The main thing is how you spend your time there? Will you be working? London can feel quite isolating at times, I have a few friends who worked from home when they first moved to London and the ended up hating it because they found it really hard to build a social life.
Have you looked into the cost and if it is only your husband working does he earn enough to cover the lifestyle for you both?
Post # 14
The thing is there are racists everywhere. I have had stuff said to me as a tourisr in the USA but I try notto judge the whole population by the actions of a few.
I lived in London for a few years and loved it. But as an Aussie it was much less of a culture shock. It was great to have so many free activities to do, like museums and galleries. And there are plenty of green spaces.
But I understand not liking a place as I feel the same way about NYC. It just doesn’t do it for me and I wouldn’t like to live there.
There is another option. You could not go. Doing long distance for 15months wouldn’t be that bad.
Post # 15
I lived in London less than a year, but it was incredible. I am 1000% a city rat though. Love hustle and bustle.

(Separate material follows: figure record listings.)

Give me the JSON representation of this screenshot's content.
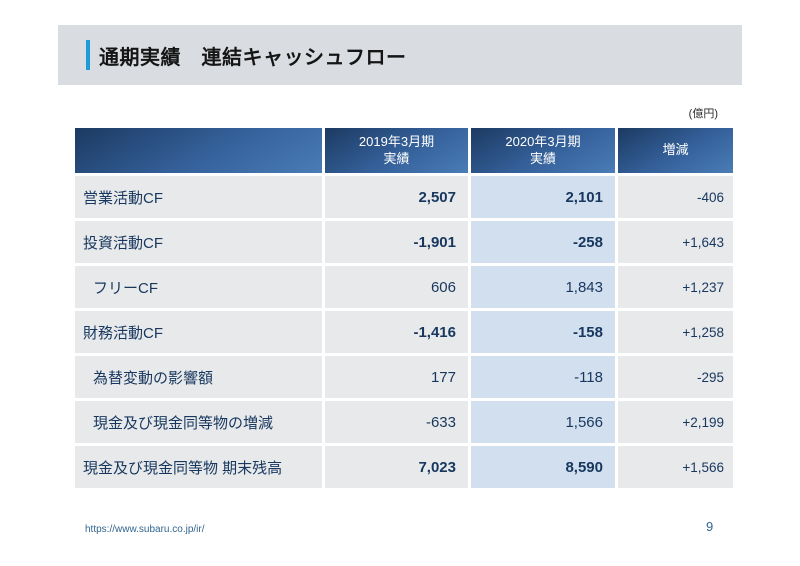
{
  "slide": {
    "title": "通期実績　連結キャッシュフロー",
    "unit_label": "(億円)",
    "footer_url": "https://www.subaru.co.jp/ir/",
    "page_number": "9"
  },
  "table": {
    "columns": [
      {
        "line1": "",
        "line2": ""
      },
      {
        "line1": "2019年3月期",
        "line2": "実績"
      },
      {
        "line1": "2020年3月期",
        "line2": "実績"
      },
      {
        "line1": "増減",
        "line2": ""
      }
    ],
    "rows": [
      {
        "label": "営業活動CF",
        "indent": false,
        "emphasis": true,
        "fy2019": "2,507",
        "fy2020": "2,101",
        "change": "-406"
      },
      {
        "label": "投資活動CF",
        "indent": false,
        "emphasis": true,
        "fy2019": "-1,901",
        "fy2020": "-258",
        "change": "+1,643"
      },
      {
        "label": "フリーCF",
        "indent": true,
        "emphasis": false,
        "fy2019": "606",
        "fy2020": "1,843",
        "change": "+1,237"
      },
      {
        "label": "財務活動CF",
        "indent": false,
        "emphasis": true,
        "fy2019": "-1,416",
        "fy2020": "-158",
        "change": "+1,258"
      },
      {
        "label": "為替変動の影響額",
        "indent": true,
        "emphasis": false,
        "fy2019": "177",
        "fy2020": "-118",
        "change": "-295"
      },
      {
        "label": "現金及び現金同等物の増減",
        "indent": true,
        "emphasis": false,
        "fy2019": "-633",
        "fy2020": "1,566",
        "change": "+2,199"
      },
      {
        "label": "現金及び現金同等物 期末残高",
        "indent": false,
        "emphasis": true,
        "fy2019": "7,023",
        "fy2020": "8,590",
        "change": "+1,566"
      }
    ]
  },
  "colors": {
    "titlebar_gray": "#d9dce0",
    "accent_blue": "#1e9ad6",
    "header_gradient_dark": "#1c3a62",
    "header_gradient_light": "#4a7cb5",
    "row_gray": "#e8e9ea",
    "highlight_column_blue": "#d2dfef",
    "text_navy": "#17375e",
    "footer_blue": "#33658f"
  }
}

Honestly, you’re only there 15 months. In the grand scheme of your entire life, that’s not much. I’d just view it as an extended vacation. You don’t HAVE to love it. You don’t HAVE to want to call it home. It’s short term, so enjoy it for the city it is knowing it may well be the only time in your life to live there and explore.
And if you won’t be working while you’re there, that avoids another big adjustment and means that you can avoid peak commute times.